Jeff: As I am only 1/3 through it, no spoilers please, but are you planning a sequel or spin off?

Lindsay: What next for Andrew James, Author?

Andy: Hopefully some reading events promoting BYKH – several bookshops have expressed an interest in doing something. In terms of writing, I’m trying to finish a semi-sequel. It’s looking like a short novella rather than a full-blown novel and it’ll lay to rest one issue from BYKH. It’s going to be called Almost Over Now.
    After that, I’ve got a few ideas I’m playing with; I’m actually thinking about writing a children’s book, sort of in the David Almond (who I love) mold, and I’m beginning to get a rough plot in mind.

Eli: What’s your favourite risotto?

Andy: I’m guessing this is a reference to my Twitter profile! (@4ndrewjames). For a starter, Italian mushroom. For a main course, spicy butternut squash risotto – great with a nice piece of beef on the side!

Jeff: The brutal last interview question: what would you do differently, looking back at the whole thing?

Andy: I don’t know that I’d do anything particularly differently. In terms of the story and the writing, I probably wrote 250,000 words to get to the final 80,000 and I think that’s just a natural part of the process, especially for a first novel. Perhaps I’d have self-published earlier if I’d known how things were going to work out. But hindsight’s a wonderful thing!

Big thanks to Andy and co for livening up my blog.

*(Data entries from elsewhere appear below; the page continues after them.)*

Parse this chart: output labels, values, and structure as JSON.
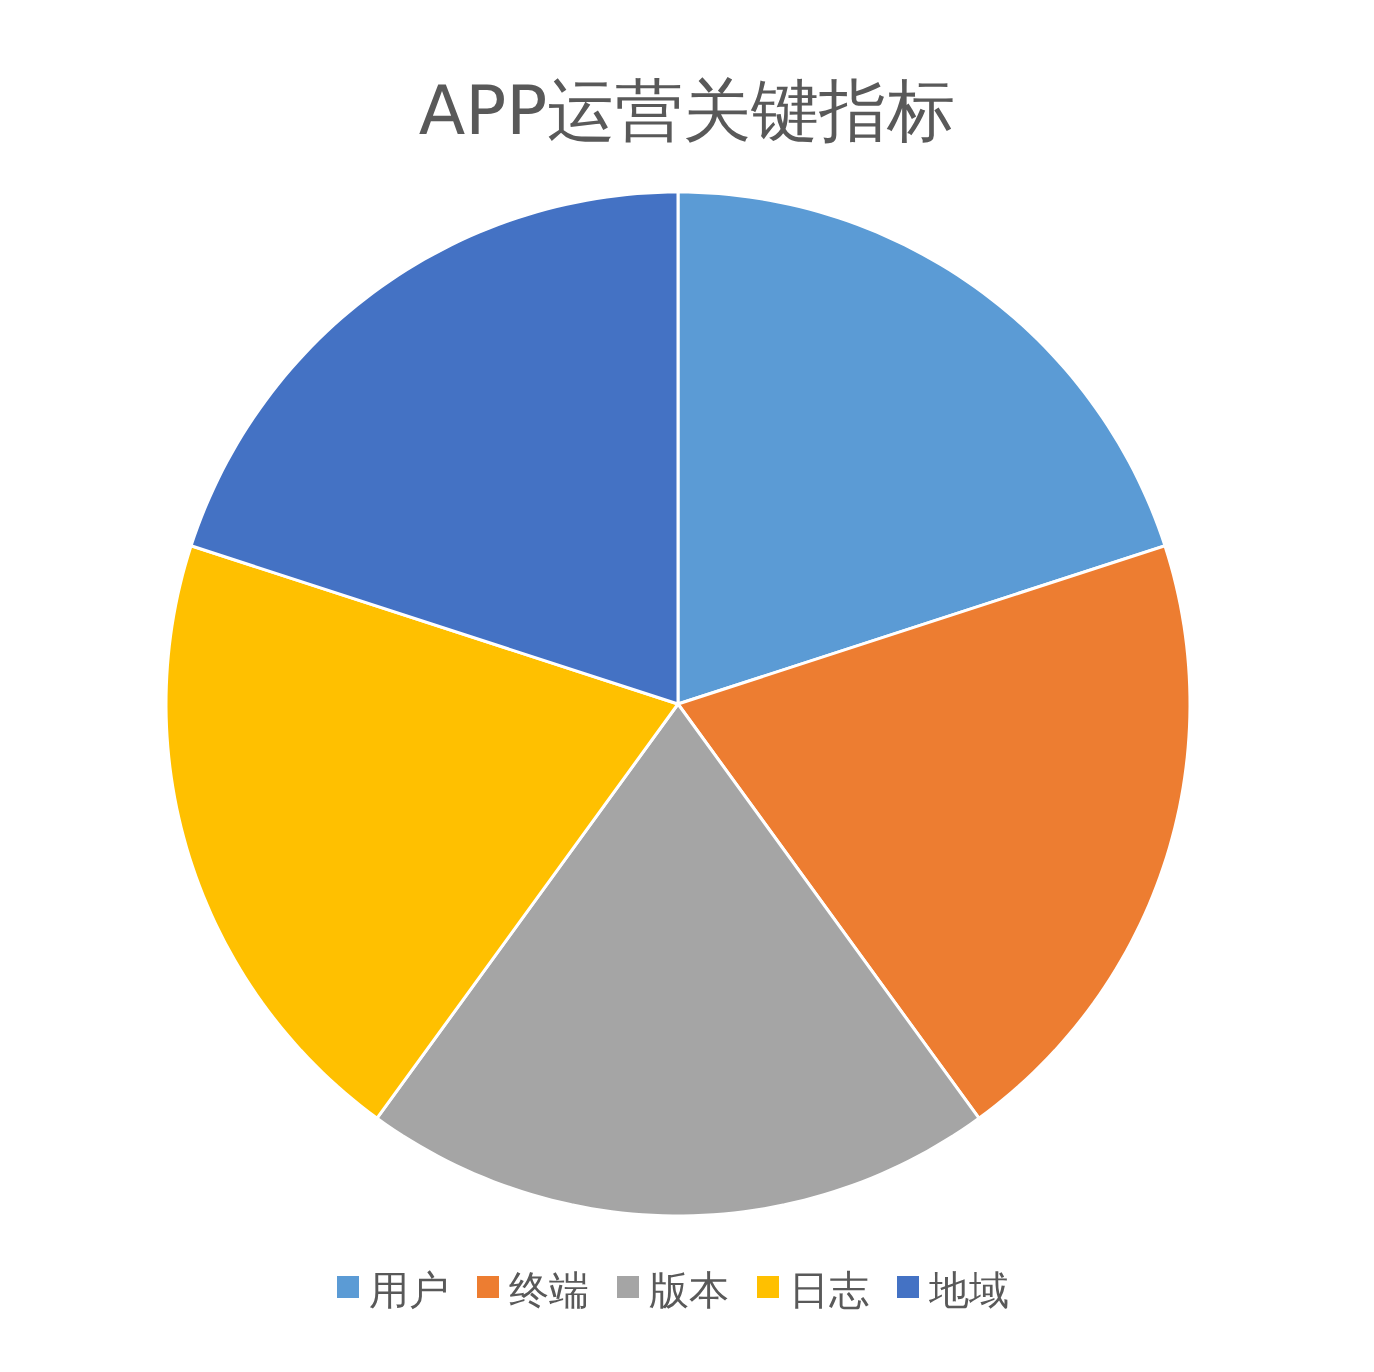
{
  "chart_data": {
    "type": "pie",
    "title": "APP运营关键指标",
    "categories": [
      "用户",
      "终端",
      "版本",
      "日志",
      "地域"
    ],
    "values": [
      20,
      20,
      20,
      20,
      20
    ],
    "colors": [
      "#5b9bd5",
      "#ed7d31",
      "#a5a5a5",
      "#ffc000",
      "#4472c4"
    ],
    "legend": "bottom"
  }
}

I happen to know that each of his interrogators are also talented writers in their own right. I wish them all the success they deserve. Let's look forward to more posts in the future, this time with one of you on the receiving end.


John T said...

Thank you, Debi and thank you, Andy. And yes, you did answer my question, in several of the answers here. Interesting that we share some influences - and the uses of repetition - with quite different results!

MandyB said...

Thanks, Debi :-) And thanks, Andy for sharing your thoughts. It's always great to get an inkling about what's going on in an author's mind - even better when it's an author of one of your favourite books :-) Here's to your future and well-deserved success :-)

LinsP said...

Really enjoyed part 3, thanks for spending the time on this both. I gave bykh as a Christmas present this year - both recipients really enjoyed it, though one said she was going to read it again - one of those novels you get a different experience when you read it the second time, I.e. when you know what you know...
Great stuff, look forward to more good news on this one!

Debi said...

I bought 3 copies of BYKH to give as pressies (as well as my own copies - both real book and e-versions). Buy books as gifts, folks. Share the lerve.